Why it’s interesting
It’s a multi-faceted production project that combines browser automation, NLP and ranking logic all into a single tool that solves a real commercial problem: finding the language top-performing listings actually use. It asynchronously scrapes products to maximise speed.
What it does
- Corpus-based keyword extraction
- Ingest top N product listings from a given seed term/query and asynchronously scrape Title, Bullets, Description etc from each listing.
- Clean and lemmatise scraped data and then extract candidate keyword phrases using a language-agnostic approach.
- Score each candidate keyword phrase based on: section frequency and weighting, ranks of listings it appeared in and measure of cross-listing coverage.
- Breaks down score by contribution of each original surface term.
- Searchbar Autocomplete Expansion
- Uses autocomplete from searchbar to determine best performing keywords from seed query.
- Iteratively expand seed query to discover new keywords from base keyword.
- Rank keywords using frequency and suggestion-order statistics.
- Reverse Search Listing
- Scrapes keywords found in single listing and compare to a pre-stored corpus of listings to highlight which keyphrases a given listing used.
Key Technical Points
- Asynchronous Pipeline: Used asynchronous Producer-Batch Consumer pattern so that network-bound scraping could and CPU/GPU heavy spaCy operations could run quickly and efficiently.
- Reliable browser automation: Fault-tolerant marketplace aware Playwright automation with retry paths, robust page-state detection and handling of inconsistent page state.
- Efficient Workflow: Used spaCy pipe operations, NumPy vectorised calculations, Pandas column operations, asyncio and dictionary/list compression wherever possible to ensure fast runtime.

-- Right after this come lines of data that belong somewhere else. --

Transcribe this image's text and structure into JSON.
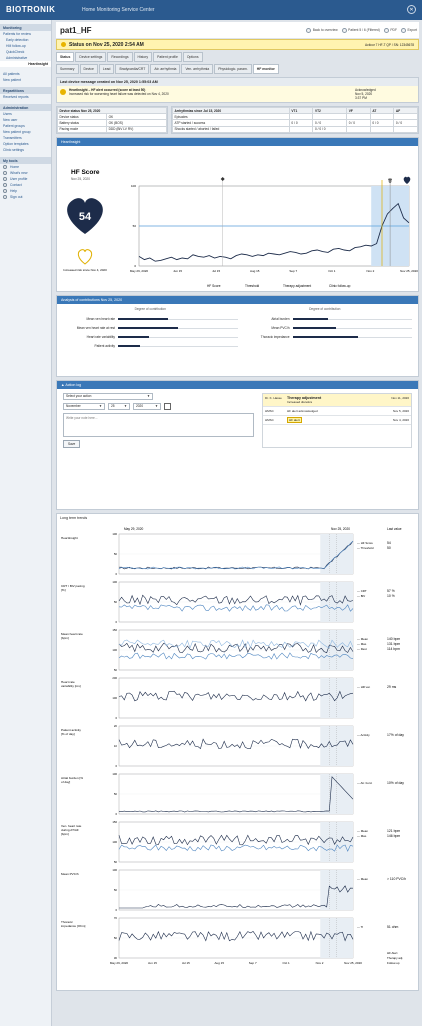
{
  "app": {
    "brand": "BIOTRONIK",
    "title": "Home Monitoring Service Center"
  },
  "sidebar": {
    "sections": [
      {
        "title": "Monitoring",
        "items": [
          {
            "label": "Patients for review",
            "sub": false
          },
          {
            "label": "Early detection",
            "sub": true
          },
          {
            "label": "HM follow-up",
            "sub": true
          },
          {
            "label": "QuickCheck",
            "sub": true
          },
          {
            "label": "Administrative",
            "sub": true
          },
          {
            "label": "Heartinsight",
            "sub": false,
            "active": true
          }
        ]
      },
      {
        "title": "",
        "items": [
          {
            "label": "All patients",
            "sub": false
          },
          {
            "label": "New patient",
            "sub": false
          }
        ]
      },
      {
        "title": "Repartitions",
        "items": [
          {
            "label": "Received reports",
            "sub": false
          }
        ]
      },
      {
        "title": "Administration",
        "items": [
          {
            "label": "Users",
            "sub": false
          },
          {
            "label": "New user",
            "sub": false
          },
          {
            "label": "Patient groups",
            "sub": false
          },
          {
            "label": "New patient group",
            "sub": false
          },
          {
            "label": "Transmitters",
            "sub": false
          },
          {
            "label": "Option templates",
            "sub": false
          },
          {
            "label": "Clinic settings",
            "sub": false
          }
        ]
      }
    ],
    "tools_title": "My tools",
    "tools": [
      "Home",
      "What's new",
      "User profile",
      "Contact",
      "Help",
      "Sign out"
    ]
  },
  "patient": {
    "name": "pat1_HF"
  },
  "header_actions": [
    "Back to overview",
    "Patient 5 / 6 (Filtered)",
    "PDF",
    "Export"
  ],
  "status": {
    "text": "Status on Nov 25, 2020 2:54 AM",
    "device": "Acticor 7 HF-T QP / SN: 12345678"
  },
  "tabs_main": [
    "Status",
    "Device settings",
    "Recordings",
    "History",
    "Patient profile",
    "Options"
  ],
  "tabs_sub": [
    "Summary",
    "Device",
    "Lead",
    "Bradycardia/CRT",
    "Atr. arrhythmia",
    "Ven. arrhythmia",
    "Physiologic. param.",
    "HF monitor"
  ],
  "last_message": {
    "title": "Last device message created on Nov 25, 2020 1:55:03 AM",
    "line1": "HeartInsight – HF alert occurred (score at least 50)",
    "line2": "Increased risk for worsening heart failure was detected on Nov 4, 2020",
    "ack": "Acknowledged",
    "ack_date": "Nov 5, 2020",
    "ack_time": "3:37 PM"
  },
  "device_status": {
    "title": "Device status Nov 25, 2020",
    "rows": [
      {
        "label": "Device status",
        "value": "OK"
      },
      {
        "label": "Battery status",
        "value": "OK (BOS)"
      },
      {
        "label": "Pacing mode",
        "value": "DDD (BiV LV RV)"
      }
    ]
  },
  "arrhythmia": {
    "title": "Arrhythmias since Jul 15, 2020",
    "cols": [
      "VT1",
      "VT2",
      "VF",
      "AT",
      "AF"
    ],
    "rows": [
      {
        "label": "Episodes",
        "values": [
          "",
          "",
          "",
          "",
          ""
        ]
      },
      {
        "label": "ATP started / success",
        "values": [
          "0 / 0",
          "0 / 0",
          "0 / 0",
          "0 / 0",
          "0 / 0"
        ]
      },
      {
        "label": "Shocks started / aborted / failed",
        "values": [
          "",
          "0 / 0 / 0",
          "",
          "",
          ""
        ]
      }
    ]
  },
  "heartinsight": {
    "title": "HeartInsight",
    "score_title": "HF Score",
    "score_date": "Nov 25, 2020",
    "score": "54",
    "risk_text": "Increased risk since Nov 4, 2020",
    "chart_data": {
      "type": "line",
      "x_labels": [
        "May 29, 2020",
        "Jun 15",
        "Jul 15",
        "Aug 15",
        "Sep 7",
        "Oct 1",
        "Nov 2",
        "Nov 25, 2020"
      ],
      "y_ticks": [
        100,
        50,
        0
      ],
      "threshold": 50,
      "series": [
        {
          "name": "HF Score",
          "values": [
            12,
            8,
            10,
            6,
            7,
            9,
            11,
            8,
            10,
            9,
            14,
            12,
            11,
            13,
            10,
            12,
            11,
            9,
            13,
            15,
            14,
            12,
            14,
            13,
            16,
            15,
            14,
            16,
            18,
            17,
            15,
            16,
            19,
            20,
            18,
            17,
            21,
            22,
            20,
            19,
            23,
            24,
            26,
            25,
            28,
            50,
            65,
            72,
            78,
            60,
            54
          ]
        }
      ],
      "legend": [
        "HF Score",
        "Threshold",
        "Therapy adjustment",
        "Clinic follow-up"
      ]
    }
  },
  "contributions": {
    "title": "Analysis of contributions Nov 25, 2020",
    "col_head": "Degree of contribution",
    "left": [
      {
        "label": "Mean ven heart rate",
        "value": 0.42
      },
      {
        "label": "Mean ven heart rate at rest",
        "value": 0.5
      },
      {
        "label": "Heart rate variability",
        "value": 0.26
      },
      {
        "label": "Patient activity",
        "value": 0.18
      }
    ],
    "right": [
      {
        "label": "Atrial burden",
        "value": 0.3
      },
      {
        "label": "Mean PVC/h",
        "value": 0.36
      },
      {
        "label": "Thoracic impedance",
        "value": 0.55
      },
      {
        "label": "",
        "value": 0
      }
    ]
  },
  "action_log": {
    "title": "Action log",
    "select_action": "Select your action",
    "month": "November",
    "day": "25",
    "year": "2020",
    "note_placeholder": "Write your note here...",
    "save": "Save",
    "entries": [
      {
        "who": "Dr. K. Hasse",
        "what": "Therapy adjustment",
        "detail": "Increased diuretics",
        "date": "Nov 11, 2020",
        "highlight": true
      },
      {
        "who": "HMSC",
        "what": "HF alert acknowledged",
        "detail": "",
        "date": "Nov 5, 2020",
        "highlight": false
      },
      {
        "who": "HMSC",
        "what": "HF alert",
        "detail": "",
        "date": "Nov 4, 2020",
        "highlight": false
      }
    ]
  },
  "trends": {
    "title": "Long term trends",
    "date_start": "May 29, 2020",
    "date_end": "Nov 25, 2020",
    "last_value_head": "Last value",
    "x_labels": [
      "May 29, 2020",
      "Jun 15",
      "Jul 15",
      "Aug 15",
      "Sep 7",
      "Oct 1",
      "Nov 2",
      "Nov 25, 2020"
    ],
    "footer_legend": [
      "HF Alert",
      "Therapy adj.",
      "Follow-up"
    ],
    "panels": [
      {
        "label": "HeartInsight",
        "ymax": "100",
        "ymid": "50",
        "ymin": "0",
        "legend": [
          "HF Score",
          "Threshold"
        ],
        "last": [
          "54",
          "50"
        ]
      },
      {
        "label": "CRT / BiV pacing [%]",
        "ymax": "100",
        "ymid": "50",
        "ymin": "0",
        "legend": [
          "CRT",
          "BiV"
        ],
        "last": [
          "57 %",
          "10 %"
        ]
      },
      {
        "label": "Mean heart rate [bpm]",
        "ymax": "150",
        "ymid": "100",
        "ymin": "50",
        "legend": [
          "Mean",
          "Max.",
          "Rest"
        ],
        "last": [
          "140 bpm",
          "131 bpm",
          "114 bpm"
        ]
      },
      {
        "label": "Heart rate variability [ms]",
        "ymax": "200",
        "ymid": "100",
        "ymin": "0",
        "legend": [
          "HR var."
        ],
        "last": [
          "29 ms"
        ]
      },
      {
        "label": "Patient activity [% of day]",
        "ymax": "20",
        "ymid": "10",
        "ymin": "0",
        "legend": [
          "Activity"
        ],
        "last": [
          "17% of day"
        ]
      },
      {
        "label": "Atrial burden [% of day]",
        "ymax": "100",
        "ymid": "50",
        "ymin": "0",
        "legend": [
          "Atr. burd."
        ],
        "last": [
          "10% of day"
        ]
      },
      {
        "label": "Ven. heart rate during AT/AF [bpm]",
        "ymax": "150",
        "ymid": "100",
        "ymin": "50",
        "legend": [
          "Mean",
          "Max."
        ],
        "last": [
          "121 bpm",
          "146 bpm"
        ]
      },
      {
        "label": "Mean PVC/h",
        "ymax": "100",
        "ymid": "50",
        "ymin": "0",
        "legend": [
          "Mean"
        ],
        "last": [
          "> 110 PVC/h"
        ]
      },
      {
        "label": "Thoracic impedance [Ohm]",
        "ymax": "70",
        "ymid": "50",
        "ymin": "30",
        "legend": [
          "TI"
        ],
        "last": [
          "51 ohm"
        ]
      }
    ]
  },
  "colors": {
    "navy": "#1d2c4a",
    "blue": "#3a78b8",
    "light_blue": "#8fb7df",
    "yellow": "#f0c400",
    "threshold": "#5aa0dc"
  }
}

- Multi-lingual & Multi-market: My project dynamically loaded marketplace details and correct spaCy model to support finding keywords in multiple languages over multiple marketplaces.
- Easy to use PyQt GUI: Custom modern and easy-to-use GUI with table inspection, filtering, error handling and logging.
Tech Stack
Language: Python
Data: Pandas, NumPy, scikit-learn
Scraping: Playwright, BeautifulSoup